The following pages provide a high level usage guide on how to use this system to build your own setup.

Minimal Main

The minimum this file needs to be is an event queue and a loop, that pops from said queue.

#include "../include/tsqueue.hpp"
#include "../include/events.hpp"

int main() {
	TSQueue<Event> eventList;
	
	for (;;) {
		Event e = eventList.pop(); // blocks until an event arrives  
		
		switch (e.type) {
			case EventType::DeploymentTriggered: {
				//do something
			}
		}
	}
}

Events Structure

The structure of events is as follows:

//include/events.hpp

enum class EventType {
    PhotoTaken,  
    TelemetryRequest,
    //......
};

struct Event {
    EventType type;
    EventPayload data;
    uint64_t seq = 0;  // optional: sequence for logging
};

//per event type you have a payload structure
struct EvPhotoTaken {
    std::string path;      // e.g., "/data/imgs/pic_001.jpg"
};

struct EvTelemetryRequest {
    uint16_t correlation_id;
    uint16_t sensor_id;
    uint8_t requester_id;
    uint8_t reply_via;
    std::vector<uint8_t> params;
};
//...

//these are also in a wrapper
using EventPayload = std::variant<
    EvPhotoTaken, 
    EvTelemetryRequest,
    //....
>;

Communications - Setup

Comms manager is the hub for talking to other satellites, a ground station or other modules on the same satellite via CAN. To add this functionality to main, create a comms manager instance and set your address.

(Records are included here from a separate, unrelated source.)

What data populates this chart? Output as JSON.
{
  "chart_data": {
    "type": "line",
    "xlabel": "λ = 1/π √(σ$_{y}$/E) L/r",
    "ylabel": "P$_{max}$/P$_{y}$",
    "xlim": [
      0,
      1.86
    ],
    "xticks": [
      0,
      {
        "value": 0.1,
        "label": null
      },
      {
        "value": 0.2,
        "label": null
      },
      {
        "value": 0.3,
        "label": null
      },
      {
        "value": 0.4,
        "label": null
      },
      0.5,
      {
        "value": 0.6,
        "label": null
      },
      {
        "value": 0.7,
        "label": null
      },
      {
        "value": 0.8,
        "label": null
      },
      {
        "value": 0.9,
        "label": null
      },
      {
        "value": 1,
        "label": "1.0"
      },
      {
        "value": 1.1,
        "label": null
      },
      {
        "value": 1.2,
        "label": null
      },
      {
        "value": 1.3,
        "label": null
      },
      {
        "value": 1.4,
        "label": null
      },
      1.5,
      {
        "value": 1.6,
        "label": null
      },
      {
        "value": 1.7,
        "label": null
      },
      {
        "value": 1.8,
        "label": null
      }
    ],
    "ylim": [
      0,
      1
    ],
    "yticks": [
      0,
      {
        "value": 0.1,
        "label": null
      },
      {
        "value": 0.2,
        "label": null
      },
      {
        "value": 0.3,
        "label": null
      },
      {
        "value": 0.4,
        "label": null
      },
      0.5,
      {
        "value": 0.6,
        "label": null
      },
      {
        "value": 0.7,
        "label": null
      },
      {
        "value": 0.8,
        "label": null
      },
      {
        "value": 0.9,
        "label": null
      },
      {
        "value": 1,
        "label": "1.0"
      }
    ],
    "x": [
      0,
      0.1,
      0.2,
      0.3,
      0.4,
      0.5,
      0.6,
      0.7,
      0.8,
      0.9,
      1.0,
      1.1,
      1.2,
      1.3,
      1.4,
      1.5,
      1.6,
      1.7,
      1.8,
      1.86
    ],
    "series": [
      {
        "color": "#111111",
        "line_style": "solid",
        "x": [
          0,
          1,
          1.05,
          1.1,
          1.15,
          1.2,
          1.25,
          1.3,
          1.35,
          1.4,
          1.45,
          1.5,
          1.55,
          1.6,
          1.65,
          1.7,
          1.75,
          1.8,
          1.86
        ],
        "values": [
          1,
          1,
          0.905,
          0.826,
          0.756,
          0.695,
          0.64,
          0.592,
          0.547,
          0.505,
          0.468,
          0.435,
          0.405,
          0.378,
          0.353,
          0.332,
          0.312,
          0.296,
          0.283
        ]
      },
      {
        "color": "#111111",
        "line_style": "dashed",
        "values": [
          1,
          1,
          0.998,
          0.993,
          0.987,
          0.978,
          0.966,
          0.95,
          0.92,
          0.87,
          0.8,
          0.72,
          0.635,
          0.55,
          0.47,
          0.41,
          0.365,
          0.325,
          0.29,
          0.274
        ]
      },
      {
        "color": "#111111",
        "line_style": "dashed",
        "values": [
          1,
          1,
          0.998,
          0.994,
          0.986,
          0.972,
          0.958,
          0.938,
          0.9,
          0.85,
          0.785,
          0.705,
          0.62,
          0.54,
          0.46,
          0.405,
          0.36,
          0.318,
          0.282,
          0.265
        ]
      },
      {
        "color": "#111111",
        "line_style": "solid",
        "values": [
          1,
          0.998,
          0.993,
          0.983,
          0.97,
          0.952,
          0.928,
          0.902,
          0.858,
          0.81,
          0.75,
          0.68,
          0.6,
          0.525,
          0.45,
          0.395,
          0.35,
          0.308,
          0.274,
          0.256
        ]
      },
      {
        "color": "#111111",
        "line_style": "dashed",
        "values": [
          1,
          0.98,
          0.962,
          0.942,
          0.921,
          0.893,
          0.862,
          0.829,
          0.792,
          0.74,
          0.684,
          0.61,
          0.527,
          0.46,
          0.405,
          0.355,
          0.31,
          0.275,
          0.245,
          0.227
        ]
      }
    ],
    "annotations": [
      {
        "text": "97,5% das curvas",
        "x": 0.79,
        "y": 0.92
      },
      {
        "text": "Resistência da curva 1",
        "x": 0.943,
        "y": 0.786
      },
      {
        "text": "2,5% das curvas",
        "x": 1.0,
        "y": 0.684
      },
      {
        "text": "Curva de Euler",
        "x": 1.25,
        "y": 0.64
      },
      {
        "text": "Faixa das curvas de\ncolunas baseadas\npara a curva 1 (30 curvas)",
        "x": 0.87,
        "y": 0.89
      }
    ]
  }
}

#include "../include/comms_manager.hpp"
CommsManager comms(eventList);
comms.set_src(0xEF);

//setup comms channels

comms.start();

//event loop

Addresses for CAN connected devices are 0xF*, that is 1111****, as the CAN protocol uses 4 bit addresses. Any other node, satellite OBCs + ground stations, can use any address in the range 0x01 - 0xEF. The address 0xF0 is reserved for the OBC, no other module on the satellite can use this address. CAN messages to 0xF0 will be picked up by the OBC regardless of the OBCs set address.

Each type of communication has to be registered as a channel. Firstly ensure the required headers are included.

#include "../include/channels/tcp_channel.hpp"
#include "../include/channels/radio_channel.hpp"

Then configure and register the channels.

Examples:

// WiFi / TCP
TcpConfig tcpcfg;
tcpcfg.host = "10.42.0.1";
tcpcfg.port = 5000;
auto tcp = std::make_unique<TcpChannel>(tcpcfg);
comms.register_channel(std::move(tcp));

Current WiFi comms uses a TCP connection, server-client model. This means it is not flexible as radio, where you can talk peer to peer with any node. This will be updated soon to use UDP instead, and act in the same way as radio.